Personal information
- Full name: Philip James Adams
- Born: 5 February 1991 (age 35) Midland, Western Australia
- Batting: Right-handed
- Bowling: Right-arm leg-break
- Role: Batsman

Domestic team information
- 2010/11: Western Australia

Career statistics
| Competition | List A |
| Matches | 2 |
| Runs scored | 10 |
| Batting average | 5.00 |
| 100s/50s | 0/0 |
| Top score | 5 |
| Catches/stumpings | 2/– |
- Source: CricketArchive, 14 December 2012

= Phil Adams (cricketer) =

Australian cricketer

Philip James Adams (born 5 February 1991) is an Australian former cricketer who played at List A level for Western Australia.

== Early life ==
Adams was born in Midland, Western Australia, and attended John Forrest Senior High School's cricket academy.

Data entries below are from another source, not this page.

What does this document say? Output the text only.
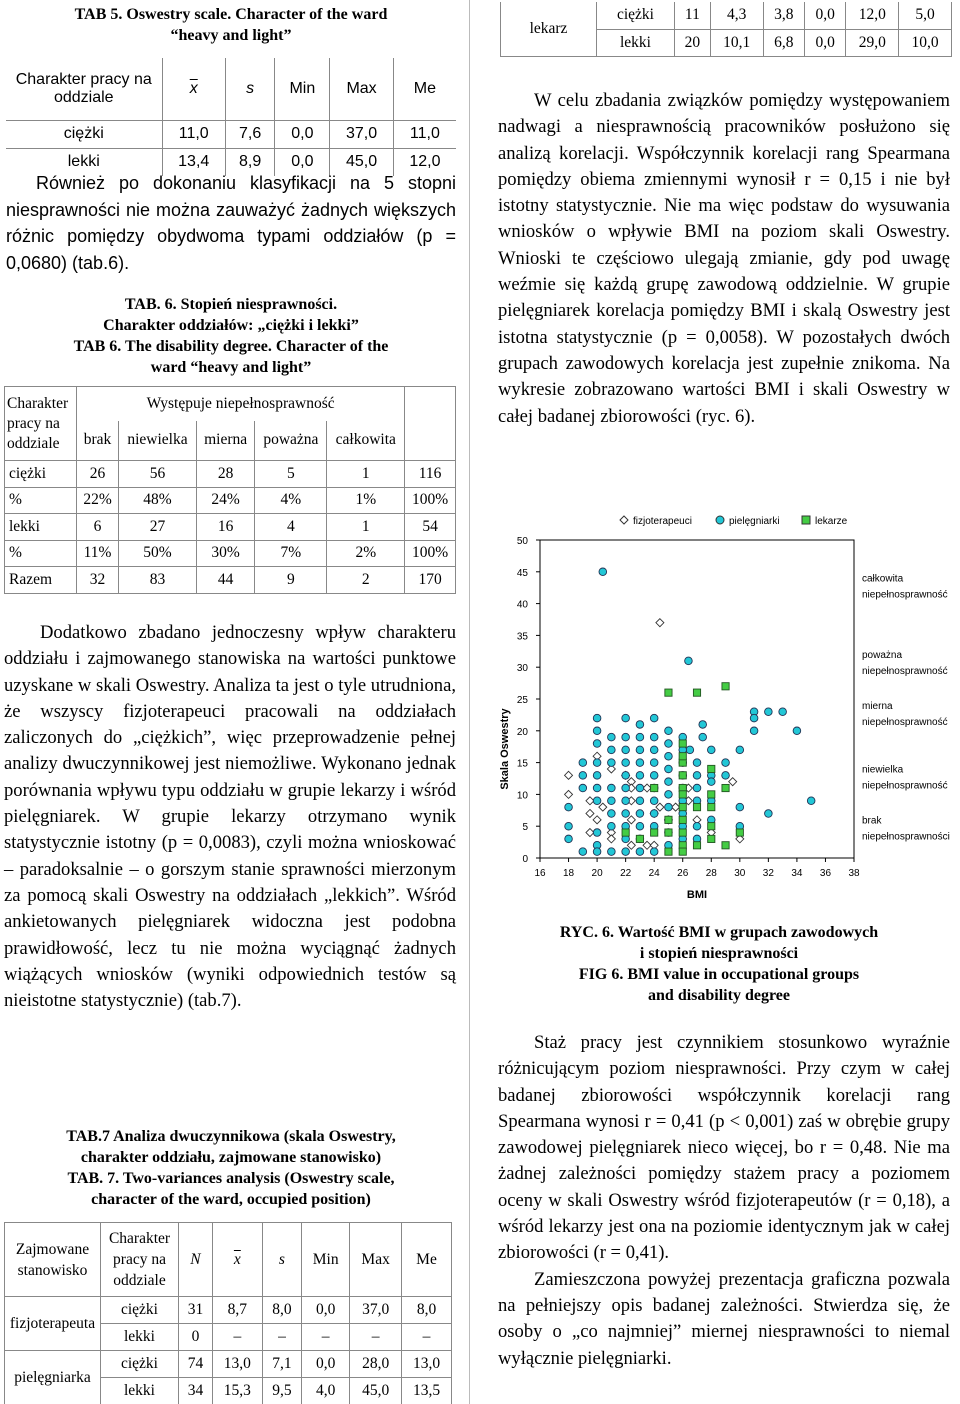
TAB 5. Oswestry scale. Character of the ward
“heavy and light”
Charakter pracy na oddziale	$\overline{x}$	s	Min	Max	Me
ciężki	11,0	7,6	0,0	37,0	11,0
lekki	13,4	8,9	0,0	45,0	12,0

Również po dokonaniu klasyfikacji na 5 stopni niesprawności nie można zauważyć żadnych większych różnic pomiędzy obydwoma typami oddziałów (p = 0,0680) (tab.6).

TAB. 6. Stopień niesprawności.
Charakter oddziałów: „ciężki i lekki”
TAB 6. The disability degree. Character of the
ward “heavy and light”
Charakter pracy na oddziale	Występuje niepełnosprawność					
	brak	niewielka	mierna	poważna	całkowita	
ciężki	26	56	28	5	1	116
%	22%	48%	24%	4%	1%	100%
lekki	6	27	16	4	1	54
%	11%	50%	30%	7%	2%	100%
Razem	32	83	44	9	2	170

Dodatkowo zbadano jednoczesny wpływ charakteru oddziału i zajmowanego stanowiska na wartości punktowe uzyskane w skali Oswestry. Analiza ta jest o tyle utrudniona, że wszyscy fizjoterapeuci pracowali na oddziałach zaliczonych do „ciężkich”, więc przeprowadzenie pełnej analizy dwuczynnikowej jest niemożliwe. Wykonano jednak porównania wpływu typu oddziału w grupie lekarzy i wśród pielęgniarek. W grupie lekarzy otrzymano wynik statystycznie istotny (p = 0,0083), czyli można wnioskować – paradoksalnie – o gorszym stanie sprawności mierzonym za pomocą skali Oswestry na oddziałach „lekkich”. Wśród ankietowanych pielęgniarek widoczna jest podobna prawidłowość, lecz tu nie można wyciągnąć żadnych wiążących wniosków (wyniki odpowiednich testów są nieistotne statystycznie) (tab.7).

TAB.7 Analiza dwuczynnikowa (skala Oswestry,
charakter oddziału, zajmowane stanowisko)
TAB. 7. Two-variances analysis (Oswestry scale,
character of the ward, occupied position)
Zajmowane stanowisko	Charakter pracy na oddziale	N	$\overline{x}$	s	Min	Max	Me
fizjoterapeuta	ciężki	31	8,7	8,0	0,0	37,0	8,0
	lekki	0	–	–	–	–	–
pielęgniarka	ciężki	74	13,0	7,1	0,0	28,0	13,0
	lekki	34	15,3	9,5	4,0	45,0	13,5
lekarz	ciężki	11	4,3	3,8	0,0	12,0	5,0
	lekki	20	10,1	6,8	0,0	29,0	10,0

W celu zbadania związków pomiędzy występowaniem nadwagi a niesprawnością pracowników posłużono się analizą korelacji. Współczynnik korelacji rang Spearmana pomiędzy obiema zmiennymi wynosił r = 0,15 i nie był istotny statystycznie. Nie ma więc podstaw do wysuwania wniosków o wpływie BMI na poziom skali Oswestry. Wnioski te częściowo ulegają zmianie, gdy pod uwagę weźmie się każdą grupę zawodową oddzielnie. W grupie pielęgniarek korelacja pomiędzy BMI i skalą Oswestry jest istotna statystycznie (p = 0,0058). W pozostałych dwóch grupach zawodowych korelacja jest zupełnie znikoma. Na wykresie zobrazowano wartości BMI i skali Oswestry w całej badanej zbiorowości (ryc. 6).

0
5
10
15
20
25
30
35
40
45
50
16 18 20 22 24 26 28 30 32 34 36 38
BMI
Skala Oswestry
całkowita
niepełnosprawność
poważna
niepełnosprawność
mierna
niepełnosprawność
niewielka
niepełnosprawność
brak
niepełnosprawności
fizjoterapeuci	pielęgniarki	lekarze
RYC. 6. Wartość BMI w grupach zawodowych
i stopień niesprawności
FIG 6. BMI value in occupational groups
and disability degree

Staż pracy jest czynnikiem stosunkowo wyraźnie różnicującym poziom niesprawności. Przy czym w całej badanej zbiorowości współczynnik korelacji rang Spearmana wynosi r = 0,41 (p < 0,001) zaś w obrębie grupy zawodowej pielęgniarek nieco więcej, bo r = 0,48. Nie ma żadnej zależności pomiędzy stażem pracy a poziomem oceny w skali Oswestry wśród fizjoterapeutów (r = 0,18), a wśród lekarzy jest ona na poziomie identycznym jak w całej zbiorowości (r = 0,41).

Zamieszczona powyżej prezentacja graficzna pozwala na pełniejszy opis badanej zależności. Stwierdza się, że osoby o „co najmniej” miernej niesprawności to niemal wyłącznie pielęgniarki.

He played cricket for Western Australia at both under-17s and under-19s levels, scoring 228 runs in seven matches at an average of 32.57 in the 2007–08 Under-17 Championship Series, and 343 runs in seven matches at an average of 85.75, with a highest score of 171, at the 2009–10 Australian Under-19 Championships. He was selected in the Team of the Championships for the under-19 championships and nominated in the provisional 30-man squad for the 2010 Under-19 World Cup.

== Cricket ==
Adams made his Futures League debut for the Western Australia Under-23s team against Queensland Under-23s during the 2009–10 season, scoring 117 not out on debut. He went on to make his limited-overs debut for Western Australia against South Australia in the 2010–11 Ryobi One-Day Cup, scoring five runs batting seventh. Adams played one further match at state level, against Tasmania, and was again dismissed for five runs, having opened the innings with Marcus Harris. At grade cricket level, he plays for Bayswater–Morley.